Mobil yang dikendarai mereka melaju dengan kecepatan sedang. Keduanya diam seribu bahasa sibuk dengan pemikiran masing-masing. Sesekali, Jonathan melirik Varizen yang melihat kendaraan lewat kaca pintu.
Jantung Jonathan mendadak bergetar hebat hendak keluar dari sarangnya. Darahnya mendidih karena kinerja keras dari jantung. Ia sedikit gelisah tak tentu arah. Apalagi, dengan keadaan yang hening seperti ini. Ketakutan dari pria itu muncul, bagaimana jika Varizen mengetahui jantungnya yang berbunyi itu?
Jonathan menggeleng keras, lalu mengusap peluh sebesar biji jagung yang berada di pelipisnya. Tubuhnya sedikit memanas, padahal temperature yang ada di dalam mobil sangat dingin.
‘Cepatlah sampai,’ pikir Jonathan sambil berkomat kamit. Ternyata, berdua dengan Varizen membawa sisi negatifnya keluar lewat otak. Tanpa sadar, ia memikirkan hal-hal bersifat vulgar.

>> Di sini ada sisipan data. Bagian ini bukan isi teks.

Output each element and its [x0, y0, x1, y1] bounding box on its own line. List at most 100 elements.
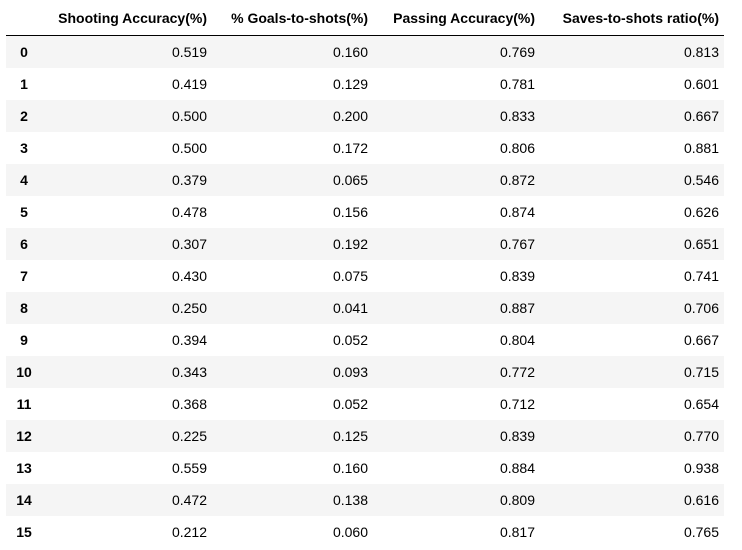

Tidak lama kemudian, hal yang ditunggu telah tiba. Mereka berdua sudah sampai di sekolah. Jonathan melihat kesekililing lalu menghentikan mobilnya. “Turun!” titahnya dingin membuat Varizen menghela nafas dengan panjang. Tanpa suara, gadis itu turun begitu saja.
Setelah Varizen turun, Jonathan langsung tancap gas dan melajukan mobilnya masuk ke dalam parkiran. Ini adalah langkah yang tepat menurunkan gadis itu tidak jauh dari sekolah. Jika sampai pihak sekolah tahu, pasti semuanya akan ketahuan, pikirnya sambil mematikan mesin mobil.
Jonathan masih betah di dalam mobil karena masih mengatur laju jantungnya yang berdetak kencang. Ia mengambil nafas panjang, lalu menghembuskan perlahan. Selang beberapa menit, pria itu pun memutuskan untuk keluar mobil.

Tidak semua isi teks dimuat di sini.